Alternate History und Historische Fantasy – ein Versuch der Unterscheidung
Nicht ganz trennscharf ist sie dabei immer von der Historischen Fantasy abzugrenzen, die ebenfalls unsere Welt als Grundlage nimmt und Ereignisse der Vergangenheit verändert. Wenn man eine Unterscheidung vornehmen wollte, lässt diese sich oft an der Frage vollziehen, ob es übernatürliche Elemente in dem Setting gibt oder nicht. In Büchern wie Jonathan Strange und Mr. Norell von Susanna Clarke oder Naomi Noviks Drachenreiter Seiner Majestät-Reihe verläuft die Geschichte auch anders, aber vor allem deshalb, weil es Magie oder Drachen gibt. Alternate History verwendet hingegen solche Elemente nicht oder selten. Stattdessen ist die Abweichung in der Geschichtsschreibung selbst das phantastische Element, das den von unserer Realität abweichenden Weltenbau speist. Natürlich gibt es auch Mischformen, zum Beispiel solche, die der alternativen Vergangenheit mit übernatürlichen Elementen wie Zeitreisen beikommen wollen, wie etwa Annalee Newitz’ The Future of Another Timeline oder Bring the Jubilee (dt. Der Große Süden) von Ward Moore. Manchmal wird auch der Erhalt von indigenen Mythen und Legenden (oft wegen einer ausbleibenden Kolonialisierung durch europäische Mächte) damit verbunden, dass diese in dieser Alternativwelt wirklich übernatürliche Kräfte verleihen.
Je länger dabei der Zeitpunkt zurückliegt, an dem die alternative Geschichtsschreibung abzweigt, desto öfter finden sich magische oder andere paranormale Elemente. Das gilt auch für Kim Stanley Robinsons The Years of Rice and Salt, das eine sehr profane Ursache für seine Alternativwelt hat: In dem Buch hat die Pest in Europa nicht ein Drittel der Bevölkerung ausgelöscht, sondern 99 Prozent, was eine gänzlich andere Geschichtsschreibung verursacht, die in zehn Abschnitten über Hunderte von Jahren erzählt wird. Trotz sonst fehlender übernatürlicher Elemente tauchen in diesen zehn Abschnitten durch Reinkarnation immer wieder dieselben Figuren auf.
Alternate History muss dabei auch gar nicht immer in der Vergangenheit spielen: In einigen Geschichten liegt die historische Abweichung zwar schon länger zurück, die Handlung spielt aber in der Gegenwart oder in der Zukunft. Ein Beispiel dafür ist Fallout, die postapokalyptische Computerspielreihe, deren Serienadaption gerade auf Amazon Prime gestartet ist. Serie und Spiele sind in der Zukunft angesiedelt, zu verschiedenen Zeitpunkten nach dem großen Atomkrieg 2077, aber die Historie des Settings biegt schon irgendwann nach dem Zweiten Weltkrieg von unserer Realität ab: Nukleare Antriebe im Miniformat sorgen für Roboter und Powerrüstungen, die USA zerfällt 1969 in 13 Commonwealths und verharrt auch im Jahr 2077 in einem retro-futuristischen Lebensstil, der in Mode, Architektur und Familienbild die 1950ern bewahrt.

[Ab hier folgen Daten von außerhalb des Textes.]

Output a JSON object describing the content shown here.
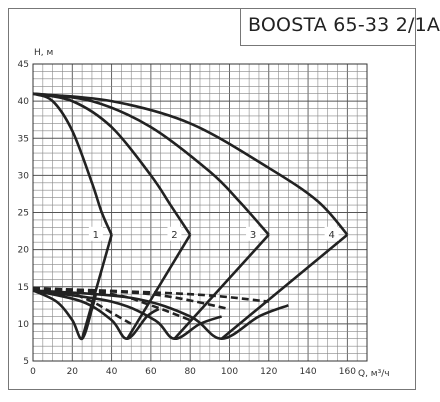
{
  "chart_data": {
    "type": "line",
    "title": "BOOSTA 65-33 2/1A",
    "xlabel": "Q, м³/ч",
    "ylabel": "H, м",
    "xlim": [
      0,
      170
    ],
    "ylim": [
      5,
      45
    ],
    "x_ticks": [
      0,
      20,
      40,
      60,
      80,
      100,
      120,
      140,
      160
    ],
    "y_ticks": [
      5,
      10,
      15,
      20,
      25,
      30,
      35,
      40,
      45
    ],
    "grid": true,
    "head_curves": [
      {
        "label": "1",
        "points": [
          [
            0,
            41
          ],
          [
            10,
            40
          ],
          [
            20,
            36
          ],
          [
            30,
            29
          ],
          [
            35,
            25
          ],
          [
            40,
            22
          ]
        ]
      },
      {
        "label": "2",
        "points": [
          [
            0,
            41
          ],
          [
            20,
            40
          ],
          [
            40,
            36.5
          ],
          [
            60,
            30
          ],
          [
            70,
            26
          ],
          [
            80,
            22
          ]
        ]
      },
      {
        "label": "3",
        "points": [
          [
            0,
            41
          ],
          [
            30,
            40
          ],
          [
            60,
            36.5
          ],
          [
            90,
            30.5
          ],
          [
            105,
            26.5
          ],
          [
            120,
            22
          ]
        ]
      },
      {
        "label": "4",
        "points": [
          [
            0,
            41
          ],
          [
            40,
            40
          ],
          [
            80,
            37
          ],
          [
            120,
            31
          ],
          [
            145,
            26.5
          ],
          [
            160,
            22
          ]
        ]
      }
    ],
    "system_curves": [
      {
        "label": "1",
        "points": [
          [
            40,
            22
          ],
          [
            25,
            8
          ]
        ]
      },
      {
        "label": "2",
        "points": [
          [
            80,
            22
          ],
          [
            48,
            8
          ]
        ]
      },
      {
        "label": "3",
        "points": [
          [
            120,
            22
          ],
          [
            72,
            8
          ]
        ]
      },
      {
        "label": "4",
        "points": [
          [
            160,
            22
          ],
          [
            96,
            8
          ]
        ]
      }
    ],
    "lower_curves": [
      {
        "label": "1",
        "points": [
          [
            0,
            14.5
          ],
          [
            12,
            13
          ],
          [
            20,
            10.5
          ],
          [
            25,
            8
          ],
          [
            30,
            12
          ],
          [
            32,
            14
          ]
        ]
      },
      {
        "label": "2",
        "points": [
          [
            0,
            14.5
          ],
          [
            25,
            13
          ],
          [
            40,
            10.5
          ],
          [
            48,
            8
          ],
          [
            58,
            11
          ],
          [
            64,
            12
          ]
        ]
      },
      {
        "label": "3",
        "points": [
          [
            0,
            14.5
          ],
          [
            40,
            13
          ],
          [
            62,
            10.5
          ],
          [
            72,
            8
          ],
          [
            85,
            10
          ],
          [
            96,
            11
          ]
        ]
      },
      {
        "label": "4",
        "points": [
          [
            0,
            14.5
          ],
          [
            50,
            13.5
          ],
          [
            80,
            11
          ],
          [
            96,
            8
          ],
          [
            115,
            11
          ],
          [
            130,
            12.5
          ]
        ]
      }
    ],
    "dashed_curves": [
      {
        "label": "1",
        "points": [
          [
            0,
            14.8
          ],
          [
            15,
            14.5
          ],
          [
            30,
            13
          ],
          [
            40,
            11.5
          ],
          [
            50,
            10
          ]
        ]
      },
      {
        "label": "2",
        "points": [
          [
            0,
            14.8
          ],
          [
            40,
            14
          ],
          [
            60,
            12.5
          ],
          [
            80,
            10.5
          ]
        ]
      },
      {
        "label": "3",
        "points": [
          [
            0,
            14.8
          ],
          [
            60,
            14
          ],
          [
            100,
            12
          ]
        ]
      },
      {
        "label": "4",
        "points": [
          [
            0,
            14.8
          ],
          [
            80,
            14
          ],
          [
            120,
            13
          ]
        ]
      }
    ],
    "curve_labels": [
      {
        "text": "1",
        "x": 32,
        "y": 22
      },
      {
        "text": "2",
        "x": 72,
        "y": 22
      },
      {
        "text": "3",
        "x": 112,
        "y": 22
      },
      {
        "text": "4",
        "x": 152,
        "y": 22
      }
    ]
  }
}
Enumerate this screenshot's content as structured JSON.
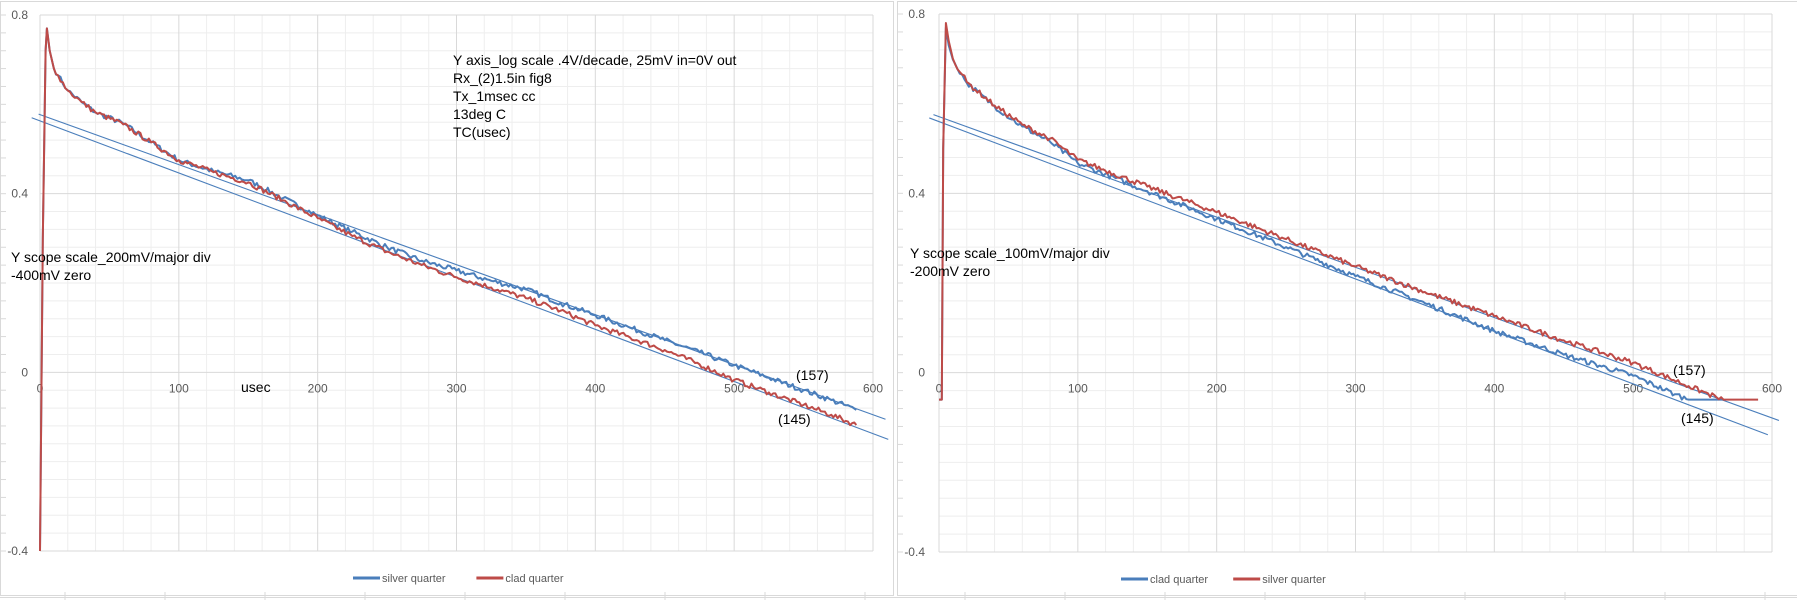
{
  "chart_data": [
    {
      "type": "line",
      "title": "",
      "xlabel": "usec",
      "ylabel": "",
      "xlim": [
        0,
        600
      ],
      "ylim": [
        -0.4,
        0.8
      ],
      "grid": true,
      "legend_position": "bottom",
      "x_tick_labels": [
        "0",
        "100",
        "200",
        "300",
        "400",
        "500",
        "600"
      ],
      "x_tick_values": [
        0,
        100,
        200,
        300,
        400,
        500,
        600
      ],
      "y_tick_labels": [
        "0.8",
        "0.4",
        "0",
        "-0.4"
      ],
      "y_tick_values": [
        0.8,
        0.4,
        0,
        -0.4
      ],
      "notes": [
        "Y axis_log scale .4V/decade, 25mV in=0V out",
        "Rx_(2)1.5in fig8",
        "Tx_1msec cc",
        "13deg C",
        "TC(usec)"
      ],
      "scope_notes": [
        "Y scope scale_200mV/major div",
        "-400mV zero"
      ],
      "tc_labels": [
        "(157)",
        "(145)"
      ],
      "series": [
        {
          "name": "silver quarter",
          "color": "#4a7ebb",
          "points": [
            [
              0,
              -0.4
            ],
            [
              2,
              0.3
            ],
            [
              4,
              0.72
            ],
            [
              5,
              0.77
            ],
            [
              7,
              0.72
            ],
            [
              10,
              0.68
            ],
            [
              13,
              0.665
            ],
            [
              20,
              0.631
            ],
            [
              30,
              0.605
            ],
            [
              40,
              0.582
            ],
            [
              60,
              0.557
            ],
            [
              80,
              0.515
            ],
            [
              100,
              0.475
            ],
            [
              125,
              0.45
            ],
            [
              150,
              0.43
            ],
            [
              175,
              0.39
            ],
            [
              200,
              0.351
            ],
            [
              225,
              0.315
            ],
            [
              250,
              0.28
            ],
            [
              275,
              0.25
            ],
            [
              300,
              0.228
            ],
            [
              325,
              0.205
            ],
            [
              350,
              0.186
            ],
            [
              375,
              0.155
            ],
            [
              400,
              0.128
            ],
            [
              425,
              0.1
            ],
            [
              450,
              0.072
            ],
            [
              475,
              0.045
            ],
            [
              500,
              0.016
            ],
            [
              525,
              -0.012
            ],
            [
              550,
              -0.04
            ],
            [
              570,
              -0.062
            ],
            [
              588,
              -0.084
            ]
          ]
        },
        {
          "name": "clad quarter",
          "color": "#be4b48",
          "points": [
            [
              0,
              -0.4
            ],
            [
              2,
              0.3
            ],
            [
              4,
              0.72
            ],
            [
              5,
              0.77
            ],
            [
              7,
              0.72
            ],
            [
              10,
              0.68
            ],
            [
              13,
              0.665
            ],
            [
              20,
              0.631
            ],
            [
              30,
              0.605
            ],
            [
              40,
              0.582
            ],
            [
              60,
              0.555
            ],
            [
              80,
              0.515
            ],
            [
              100,
              0.475
            ],
            [
              125,
              0.448
            ],
            [
              150,
              0.425
            ],
            [
              175,
              0.385
            ],
            [
              200,
              0.345
            ],
            [
              225,
              0.305
            ],
            [
              250,
              0.27
            ],
            [
              275,
              0.24
            ],
            [
              300,
              0.213
            ],
            [
              325,
              0.19
            ],
            [
              350,
              0.166
            ],
            [
              375,
              0.138
            ],
            [
              400,
              0.105
            ],
            [
              425,
              0.078
            ],
            [
              450,
              0.05
            ],
            [
              475,
              0.018
            ],
            [
              500,
              -0.017
            ],
            [
              525,
              -0.045
            ],
            [
              550,
              -0.073
            ],
            [
              570,
              -0.095
            ],
            [
              588,
              -0.118
            ]
          ]
        }
      ],
      "trendlines": [
        {
          "series": "silver quarter",
          "intercept": 0.577,
          "slope": -0.00112,
          "x_range": [
            -1,
            609
          ],
          "color": "#4a7ebb"
        },
        {
          "series": "clad quarter",
          "intercept": 0.563,
          "slope": -0.001167,
          "x_range": [
            -6,
            611
          ],
          "color": "#4a7ebb"
        }
      ]
    },
    {
      "type": "line",
      "title": "",
      "xlabel": "",
      "ylabel": "",
      "xlim": [
        0,
        600
      ],
      "ylim": [
        -0.4,
        0.8
      ],
      "grid": true,
      "legend_position": "bottom",
      "x_tick_labels": [
        "0",
        "100",
        "200",
        "300",
        "400",
        "500",
        "600"
      ],
      "x_tick_values": [
        0,
        100,
        200,
        300,
        400,
        500,
        600
      ],
      "y_tick_labels": [
        "0.8",
        "0.4",
        "0",
        "-0.4"
      ],
      "y_tick_values": [
        0.8,
        0.4,
        0,
        -0.4
      ],
      "notes": [],
      "scope_notes": [
        "Y scope scale_100mV/major div",
        "-200mV zero"
      ],
      "tc_labels": [
        "(157)",
        "(145)"
      ],
      "series": [
        {
          "name": "clad quarter",
          "color": "#4a7ebb",
          "points": [
            [
              0,
              -0.06
            ],
            [
              2,
              -0.06
            ],
            [
              3,
              0.5
            ],
            [
              5,
              0.77
            ],
            [
              7,
              0.73
            ],
            [
              10,
              0.698
            ],
            [
              20,
              0.646
            ],
            [
              40,
              0.594
            ],
            [
              60,
              0.549
            ],
            [
              80,
              0.515
            ],
            [
              100,
              0.467
            ],
            [
              150,
              0.405
            ],
            [
              200,
              0.343
            ],
            [
              250,
              0.28
            ],
            [
              300,
              0.215
            ],
            [
              350,
              0.155
            ],
            [
              400,
              0.093
            ],
            [
              450,
              0.04
            ],
            [
              500,
              -0.007
            ],
            [
              530,
              -0.048
            ],
            [
              540,
              -0.06
            ],
            [
              565,
              -0.06
            ]
          ]
        },
        {
          "name": "silver  quarter",
          "color": "#be4b48",
          "points": [
            [
              0,
              -0.06
            ],
            [
              2,
              -0.06
            ],
            [
              3,
              0.5
            ],
            [
              5,
              0.78
            ],
            [
              7,
              0.74
            ],
            [
              10,
              0.7
            ],
            [
              20,
              0.648
            ],
            [
              40,
              0.596
            ],
            [
              60,
              0.553
            ],
            [
              80,
              0.522
            ],
            [
              100,
              0.475
            ],
            [
              150,
              0.415
            ],
            [
              200,
              0.358
            ],
            [
              250,
              0.298
            ],
            [
              300,
              0.237
            ],
            [
              350,
              0.18
            ],
            [
              400,
              0.126
            ],
            [
              450,
              0.072
            ],
            [
              500,
              0.022
            ],
            [
              540,
              -0.03
            ],
            [
              560,
              -0.055
            ],
            [
              565,
              -0.06
            ],
            [
              590,
              -0.06
            ]
          ]
        }
      ],
      "trendlines": [
        {
          "series": "silver  quarter",
          "intercept": 0.571,
          "slope": -0.00112,
          "x_range": [
            -4,
            605
          ],
          "color": "#4a7ebb"
        },
        {
          "series": "clad quarter",
          "intercept": 0.56,
          "slope": -0.00117,
          "x_range": [
            -7,
            597
          ],
          "color": "#4a7ebb"
        }
      ]
    }
  ]
}
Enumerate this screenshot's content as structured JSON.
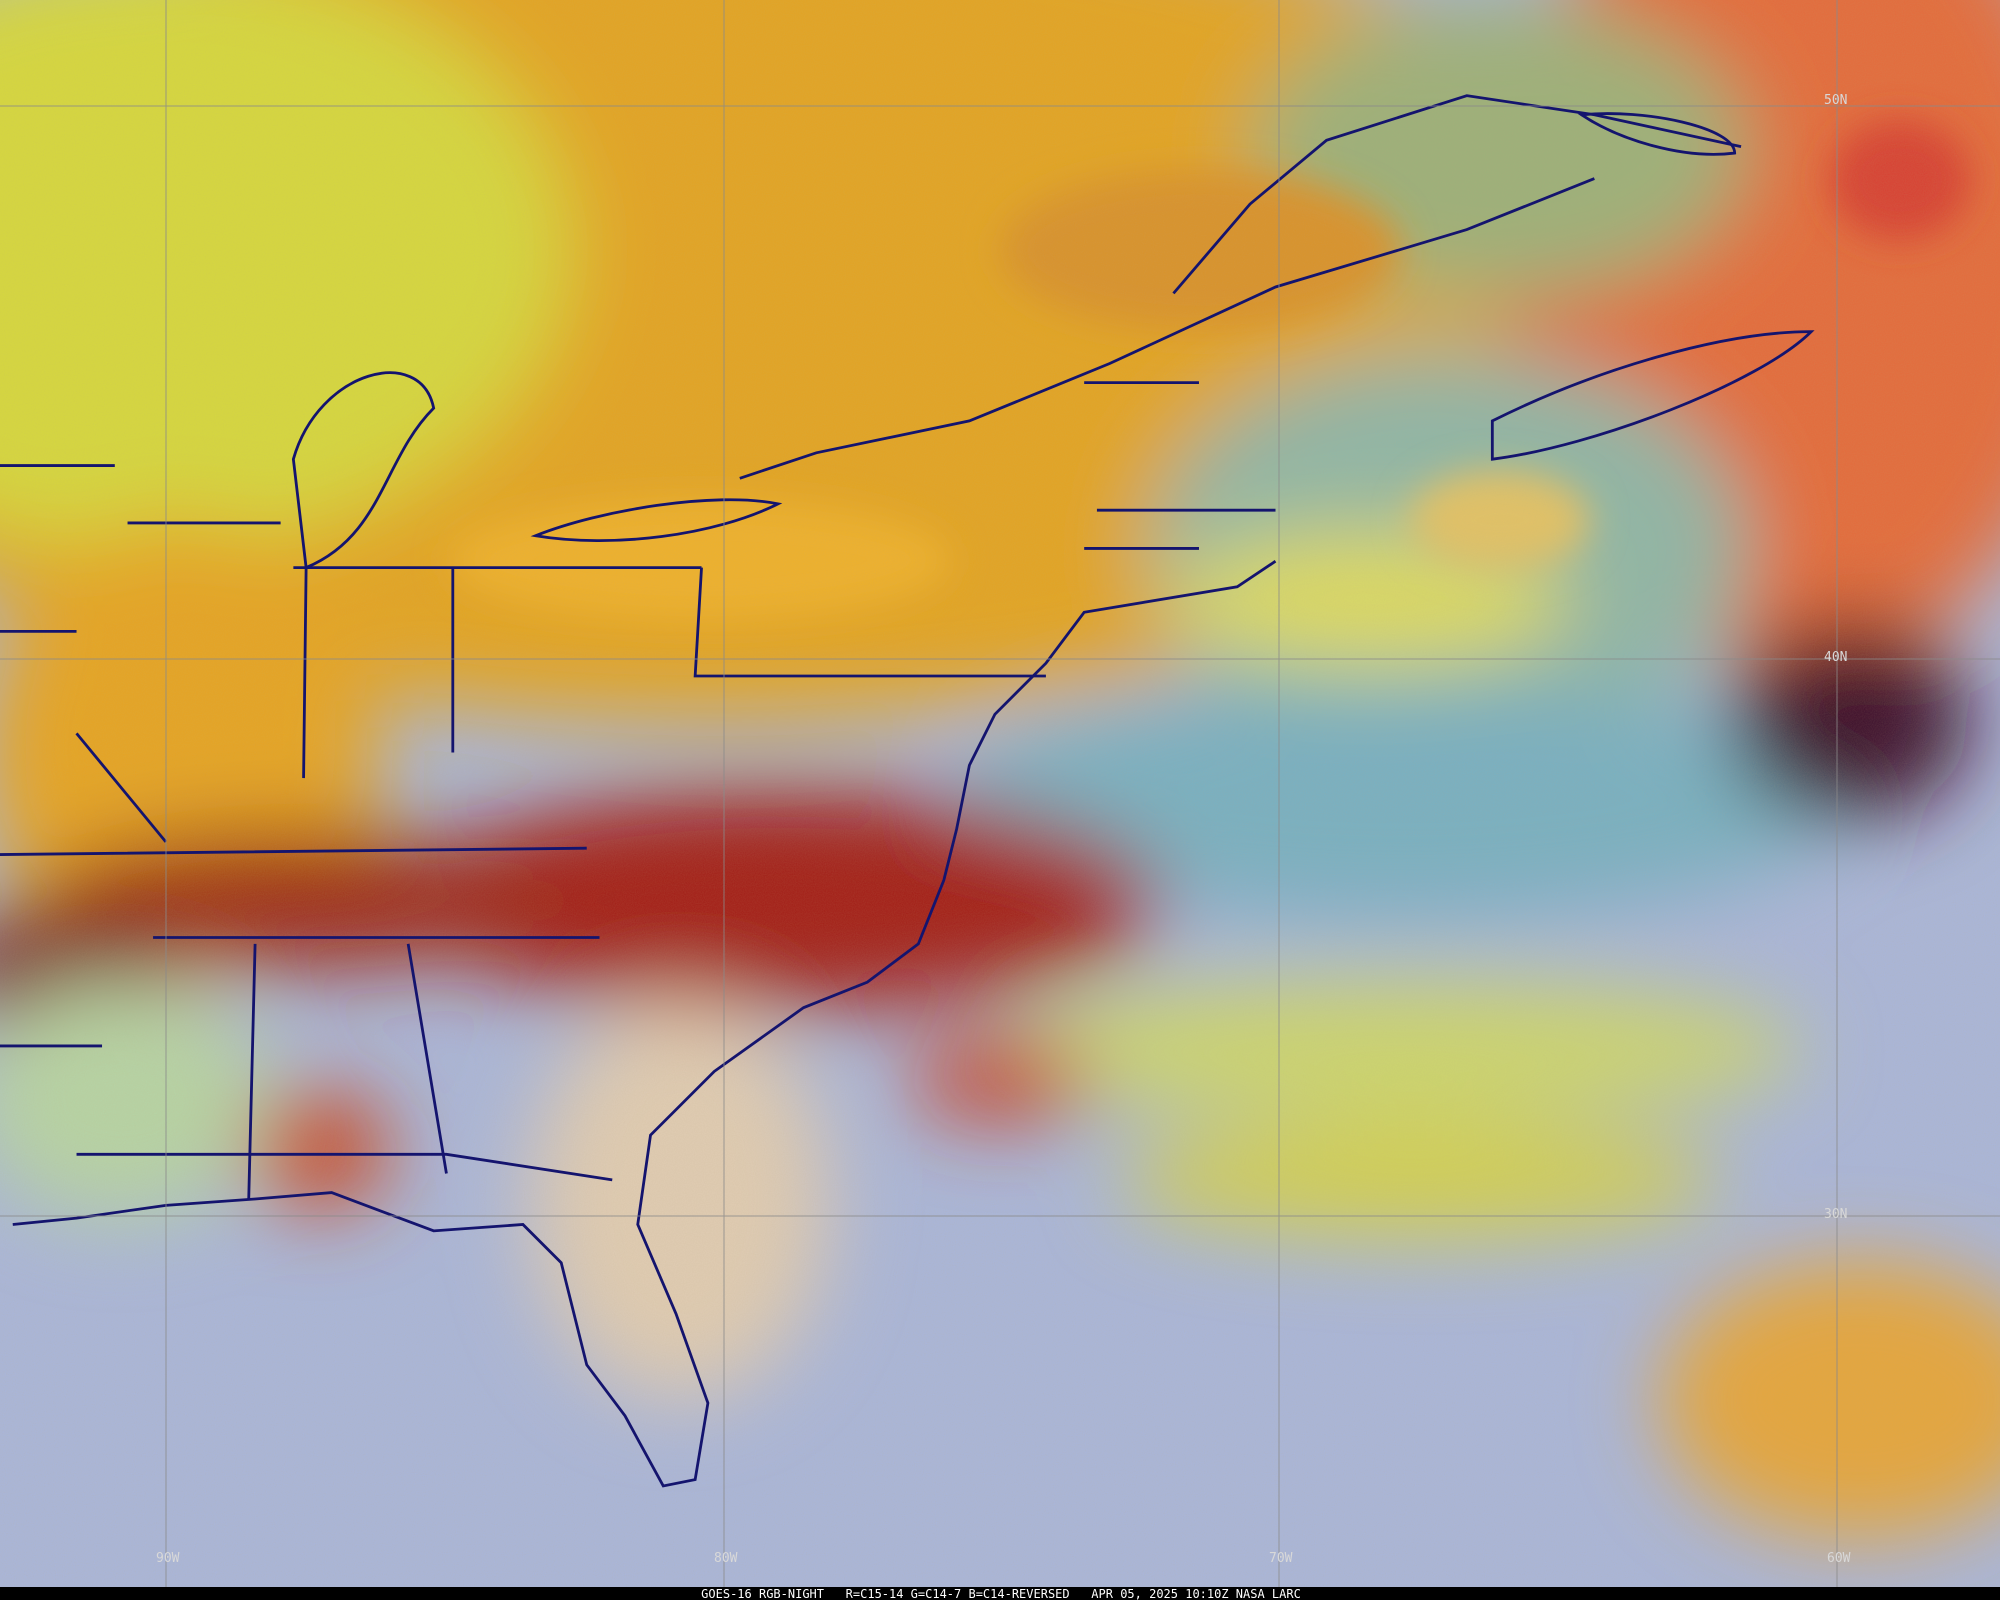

Und dann gibt es natürlich noch jene Geschichten, die einmal als futuristisch angefangen haben, aber inzwischen Alternate History sind oder es bald sein werden: Zum Beispiel die Welt des Rollenspiels Shadowrun, in der in der 2011 die Magie in die Welt zurückkehrt(e) – bei erstem Erscheinen des Rollenspiels 1989 noch ferne Zukunft, inzwischen alternative Geschichte. Ähnlich wird es bald bei Octavia Butlers Parabel-Romanen aussehen, von denen der erste im Jahr 2024 spielt. Unsere reale Welt ist immerhin noch ein Stückchen weniger dystopisch als die der Romane, auch wenn wir als Menschheit uns offenbar Mühe geben, der Sache näherzukommen.